If the rich history of quilting hasn’t convinced you to give it a go, remember that quilting’s relevance hasn’t gone away. In the 21st century, quilting has developed in style, shape, and material. While the 19th and 20th centuries saw quilting done primarily in the US, it has expanded to be a global craft, with many different cultures adopting and contributing to quilting, even as they continue ancient traditions of their own.
There are an estimated 30 million quilters across the world, with more starting every day.
Quilting guilds remain active across the globe, particularly in the US and England, and many host quilt shows for quilters to display, sell, and win awards for their work— a continuation of a tradition started in the Great Exhibition of 1851. Entire museums are now dedicated to quilting, including The Museum of the American Quilter in Paducah, Kentucky.
Quilting has flourished in Japan, often incorporating sashiko stitching, a form of functional embroidery or decorative mending adapted to hold together the layers of a quilt.
Indigenous Hawaiian people developed their own patterns of quilts, adapting western quilting practices into their culture. Similarly, Polynesian people developed a traditional form of quilting called Tivaevae, which are used on special occasions as gifts and displays, in many ways taking on the traditional functions and nature of barkcloth.
Quilters across nearly every continent (the jury’s still out on Antarctica) have also both copied and collected American-style quilts and incorporated quilting into their traditional decorative arts.

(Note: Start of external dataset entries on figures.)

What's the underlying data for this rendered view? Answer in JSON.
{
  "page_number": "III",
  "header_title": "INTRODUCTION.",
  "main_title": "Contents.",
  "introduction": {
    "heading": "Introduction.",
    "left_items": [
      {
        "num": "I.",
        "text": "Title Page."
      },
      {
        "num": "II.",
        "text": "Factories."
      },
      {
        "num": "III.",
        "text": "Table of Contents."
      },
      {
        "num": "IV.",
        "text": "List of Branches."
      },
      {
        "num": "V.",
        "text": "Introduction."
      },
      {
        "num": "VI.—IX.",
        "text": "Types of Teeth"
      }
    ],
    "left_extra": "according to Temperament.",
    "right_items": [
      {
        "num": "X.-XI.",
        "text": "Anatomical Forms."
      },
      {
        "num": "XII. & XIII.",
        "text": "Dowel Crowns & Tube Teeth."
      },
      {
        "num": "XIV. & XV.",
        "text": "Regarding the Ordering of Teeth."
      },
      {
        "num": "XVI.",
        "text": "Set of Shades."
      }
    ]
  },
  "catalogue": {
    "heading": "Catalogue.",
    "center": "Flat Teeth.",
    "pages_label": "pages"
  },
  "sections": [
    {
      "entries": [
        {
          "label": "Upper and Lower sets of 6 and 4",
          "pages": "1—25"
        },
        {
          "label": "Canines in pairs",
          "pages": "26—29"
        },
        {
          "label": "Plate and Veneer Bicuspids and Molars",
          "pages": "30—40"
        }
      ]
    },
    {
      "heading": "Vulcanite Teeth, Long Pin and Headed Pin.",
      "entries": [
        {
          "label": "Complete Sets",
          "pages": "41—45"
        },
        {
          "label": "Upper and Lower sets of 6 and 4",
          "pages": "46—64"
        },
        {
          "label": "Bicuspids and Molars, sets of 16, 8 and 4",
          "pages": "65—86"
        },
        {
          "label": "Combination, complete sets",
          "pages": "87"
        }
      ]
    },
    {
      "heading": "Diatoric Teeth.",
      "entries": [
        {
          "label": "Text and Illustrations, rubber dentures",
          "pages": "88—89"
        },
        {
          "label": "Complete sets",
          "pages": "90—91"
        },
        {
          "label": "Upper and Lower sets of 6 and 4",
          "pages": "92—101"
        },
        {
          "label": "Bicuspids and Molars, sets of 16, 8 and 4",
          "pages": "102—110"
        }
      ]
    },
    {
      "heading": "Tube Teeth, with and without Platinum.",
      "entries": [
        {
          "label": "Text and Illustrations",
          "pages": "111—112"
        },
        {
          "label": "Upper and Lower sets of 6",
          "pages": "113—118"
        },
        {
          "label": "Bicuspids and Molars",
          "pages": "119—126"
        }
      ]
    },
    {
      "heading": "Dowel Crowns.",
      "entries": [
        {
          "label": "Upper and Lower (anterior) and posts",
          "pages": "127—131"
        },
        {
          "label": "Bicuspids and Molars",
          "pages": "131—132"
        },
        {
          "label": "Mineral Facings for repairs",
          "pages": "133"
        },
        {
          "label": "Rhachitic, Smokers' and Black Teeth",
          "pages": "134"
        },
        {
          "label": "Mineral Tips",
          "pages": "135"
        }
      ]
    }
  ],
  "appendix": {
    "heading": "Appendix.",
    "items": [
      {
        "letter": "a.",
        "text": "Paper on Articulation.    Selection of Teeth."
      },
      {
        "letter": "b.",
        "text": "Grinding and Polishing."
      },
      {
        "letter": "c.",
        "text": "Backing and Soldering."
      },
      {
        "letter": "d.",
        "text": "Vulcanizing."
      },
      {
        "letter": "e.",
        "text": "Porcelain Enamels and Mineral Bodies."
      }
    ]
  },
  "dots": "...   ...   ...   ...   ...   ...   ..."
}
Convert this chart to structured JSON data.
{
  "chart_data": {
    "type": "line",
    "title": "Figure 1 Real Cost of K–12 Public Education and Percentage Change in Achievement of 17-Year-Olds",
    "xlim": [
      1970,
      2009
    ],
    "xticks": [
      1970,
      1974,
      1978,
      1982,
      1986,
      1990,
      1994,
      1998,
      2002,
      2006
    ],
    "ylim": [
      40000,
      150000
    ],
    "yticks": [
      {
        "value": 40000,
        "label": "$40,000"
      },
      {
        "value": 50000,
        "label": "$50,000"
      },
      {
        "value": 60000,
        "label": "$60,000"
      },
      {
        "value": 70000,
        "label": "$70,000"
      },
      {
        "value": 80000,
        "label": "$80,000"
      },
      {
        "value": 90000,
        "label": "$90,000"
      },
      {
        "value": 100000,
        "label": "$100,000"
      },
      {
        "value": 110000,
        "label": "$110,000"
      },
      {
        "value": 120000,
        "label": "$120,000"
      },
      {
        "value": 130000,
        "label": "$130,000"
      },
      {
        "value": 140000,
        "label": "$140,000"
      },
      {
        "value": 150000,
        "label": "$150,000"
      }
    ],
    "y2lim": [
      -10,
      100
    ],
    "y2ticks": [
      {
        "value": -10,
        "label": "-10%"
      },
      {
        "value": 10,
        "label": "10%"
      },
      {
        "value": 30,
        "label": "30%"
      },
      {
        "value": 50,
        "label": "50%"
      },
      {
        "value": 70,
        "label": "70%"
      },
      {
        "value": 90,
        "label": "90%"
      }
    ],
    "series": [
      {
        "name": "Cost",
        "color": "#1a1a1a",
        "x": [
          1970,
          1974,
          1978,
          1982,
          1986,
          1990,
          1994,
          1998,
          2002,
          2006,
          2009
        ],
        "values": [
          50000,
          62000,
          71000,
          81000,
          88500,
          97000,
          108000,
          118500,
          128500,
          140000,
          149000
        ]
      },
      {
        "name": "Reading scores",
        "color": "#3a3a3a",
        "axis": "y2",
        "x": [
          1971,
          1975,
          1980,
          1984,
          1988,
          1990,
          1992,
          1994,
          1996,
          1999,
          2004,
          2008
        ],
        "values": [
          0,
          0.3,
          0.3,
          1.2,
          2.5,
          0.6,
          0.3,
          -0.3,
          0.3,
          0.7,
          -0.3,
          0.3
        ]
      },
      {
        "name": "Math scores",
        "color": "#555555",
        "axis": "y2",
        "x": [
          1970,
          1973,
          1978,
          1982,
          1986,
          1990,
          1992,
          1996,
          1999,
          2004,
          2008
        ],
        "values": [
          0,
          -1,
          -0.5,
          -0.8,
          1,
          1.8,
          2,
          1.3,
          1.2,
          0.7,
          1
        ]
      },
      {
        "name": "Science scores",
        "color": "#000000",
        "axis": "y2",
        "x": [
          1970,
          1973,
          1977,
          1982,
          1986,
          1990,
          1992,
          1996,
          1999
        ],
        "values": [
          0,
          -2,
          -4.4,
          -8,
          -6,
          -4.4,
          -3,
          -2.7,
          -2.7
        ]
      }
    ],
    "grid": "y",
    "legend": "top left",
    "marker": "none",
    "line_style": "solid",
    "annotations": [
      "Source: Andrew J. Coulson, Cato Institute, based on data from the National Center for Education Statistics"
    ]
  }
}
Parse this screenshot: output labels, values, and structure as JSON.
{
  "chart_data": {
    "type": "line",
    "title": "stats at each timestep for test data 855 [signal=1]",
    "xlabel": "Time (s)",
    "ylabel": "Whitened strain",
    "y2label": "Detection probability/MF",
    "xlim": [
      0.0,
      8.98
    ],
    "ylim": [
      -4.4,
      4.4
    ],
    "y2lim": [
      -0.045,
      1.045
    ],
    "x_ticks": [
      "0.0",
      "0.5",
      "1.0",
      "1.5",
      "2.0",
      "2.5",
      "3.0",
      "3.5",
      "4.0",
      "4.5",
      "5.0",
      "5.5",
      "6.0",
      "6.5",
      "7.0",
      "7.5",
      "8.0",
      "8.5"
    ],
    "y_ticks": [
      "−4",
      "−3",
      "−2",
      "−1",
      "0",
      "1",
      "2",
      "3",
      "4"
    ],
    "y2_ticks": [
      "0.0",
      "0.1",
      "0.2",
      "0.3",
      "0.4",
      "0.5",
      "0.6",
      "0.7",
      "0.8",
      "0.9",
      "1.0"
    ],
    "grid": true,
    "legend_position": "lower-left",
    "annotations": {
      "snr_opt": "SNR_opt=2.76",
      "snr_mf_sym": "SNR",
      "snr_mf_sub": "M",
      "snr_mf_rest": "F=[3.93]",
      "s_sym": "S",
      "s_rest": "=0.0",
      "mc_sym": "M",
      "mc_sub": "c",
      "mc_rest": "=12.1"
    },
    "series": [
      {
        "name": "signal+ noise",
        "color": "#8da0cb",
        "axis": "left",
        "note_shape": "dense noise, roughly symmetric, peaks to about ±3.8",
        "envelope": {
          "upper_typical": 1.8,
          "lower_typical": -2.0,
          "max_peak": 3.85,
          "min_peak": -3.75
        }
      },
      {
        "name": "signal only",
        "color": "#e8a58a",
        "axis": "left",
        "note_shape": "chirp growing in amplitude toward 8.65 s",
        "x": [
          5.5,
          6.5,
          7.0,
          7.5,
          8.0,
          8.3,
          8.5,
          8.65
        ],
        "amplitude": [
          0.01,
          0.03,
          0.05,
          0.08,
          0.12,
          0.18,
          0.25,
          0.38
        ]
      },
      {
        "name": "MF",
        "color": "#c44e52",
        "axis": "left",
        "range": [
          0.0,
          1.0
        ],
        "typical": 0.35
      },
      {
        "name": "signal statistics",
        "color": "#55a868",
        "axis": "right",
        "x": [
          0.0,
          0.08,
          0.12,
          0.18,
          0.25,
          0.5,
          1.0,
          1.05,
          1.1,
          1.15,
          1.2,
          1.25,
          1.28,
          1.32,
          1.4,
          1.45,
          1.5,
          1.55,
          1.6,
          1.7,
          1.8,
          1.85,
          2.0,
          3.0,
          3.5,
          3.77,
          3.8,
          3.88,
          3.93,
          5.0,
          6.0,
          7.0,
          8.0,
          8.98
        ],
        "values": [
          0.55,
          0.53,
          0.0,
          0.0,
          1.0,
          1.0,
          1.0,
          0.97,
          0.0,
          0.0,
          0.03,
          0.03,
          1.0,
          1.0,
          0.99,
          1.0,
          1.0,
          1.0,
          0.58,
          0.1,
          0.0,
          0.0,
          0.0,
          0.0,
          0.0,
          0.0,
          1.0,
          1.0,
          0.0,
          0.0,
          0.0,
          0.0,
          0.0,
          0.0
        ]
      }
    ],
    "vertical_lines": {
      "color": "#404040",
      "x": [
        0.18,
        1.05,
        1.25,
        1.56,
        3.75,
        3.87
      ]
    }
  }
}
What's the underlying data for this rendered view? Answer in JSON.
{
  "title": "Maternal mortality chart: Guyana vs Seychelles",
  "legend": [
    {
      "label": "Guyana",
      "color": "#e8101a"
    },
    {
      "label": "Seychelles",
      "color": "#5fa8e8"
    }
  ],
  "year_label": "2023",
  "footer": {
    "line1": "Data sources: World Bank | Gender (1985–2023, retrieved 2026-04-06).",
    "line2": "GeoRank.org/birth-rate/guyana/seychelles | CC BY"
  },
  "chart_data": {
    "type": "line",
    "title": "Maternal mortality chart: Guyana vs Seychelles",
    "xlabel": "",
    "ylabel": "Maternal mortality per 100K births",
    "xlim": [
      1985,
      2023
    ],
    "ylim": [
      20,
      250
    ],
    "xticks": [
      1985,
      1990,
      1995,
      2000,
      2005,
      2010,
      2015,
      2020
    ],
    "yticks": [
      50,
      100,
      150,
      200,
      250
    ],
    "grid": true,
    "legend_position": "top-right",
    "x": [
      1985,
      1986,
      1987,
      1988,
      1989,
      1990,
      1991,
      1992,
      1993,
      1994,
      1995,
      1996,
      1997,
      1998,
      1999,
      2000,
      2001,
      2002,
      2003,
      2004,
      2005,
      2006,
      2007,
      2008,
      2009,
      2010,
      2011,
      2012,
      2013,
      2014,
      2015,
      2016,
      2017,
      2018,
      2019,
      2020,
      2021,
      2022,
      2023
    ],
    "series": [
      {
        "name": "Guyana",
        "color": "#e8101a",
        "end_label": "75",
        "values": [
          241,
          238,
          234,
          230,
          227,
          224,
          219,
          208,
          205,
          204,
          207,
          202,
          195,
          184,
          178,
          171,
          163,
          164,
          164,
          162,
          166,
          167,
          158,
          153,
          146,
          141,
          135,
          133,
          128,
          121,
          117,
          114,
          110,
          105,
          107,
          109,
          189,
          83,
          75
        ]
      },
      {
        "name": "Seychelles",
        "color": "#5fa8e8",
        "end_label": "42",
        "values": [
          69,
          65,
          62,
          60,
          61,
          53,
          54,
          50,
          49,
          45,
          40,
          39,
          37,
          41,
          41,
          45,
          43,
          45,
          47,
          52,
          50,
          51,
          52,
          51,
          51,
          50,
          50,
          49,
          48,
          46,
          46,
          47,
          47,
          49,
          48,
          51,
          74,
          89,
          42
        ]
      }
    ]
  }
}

Modern quilts run the gamut from art quilts that escape the constraints of practicality and feature materials that go well beyond the usual—evolving almost into collage works—to the exceedingly classic, featuring
blocks that have been produced since the 1800s and earlier, including log cabin, flying geese, and four patch. There are innumerable books about quilting available, in addition to many periodicals on quilting and an embrace of newer media with blogs and YouTube channels on the subject.
Quilting finds a home in fashion and clothing, too: you can’t forget about the timelessness of a quilted coat, whether it’s puffy for warmth or more densely quilted for textural detail. Recent trends show the explosive popularity of patchwork designs that create bold mixes of prints and colors.
In today’s eco-conscious world, the use of patchwork techniques in clothing production also allows for the conservation of material by preventing the excess fabric from ending up in a landfill.
But what does all this mean for you? From considerations of sustainability to an exploration of the cultures of the world, quilting is a craft that both stands on its own and blends seamlessly into fashion, sewing, and interior design. Whether you’re looking for a long-term skill set or something to pass the time when you can’t go out (Thanks, COVID!), quilting has you covered.
There’s no time like the present to dive into learning a new skill, so why not give quilting a try?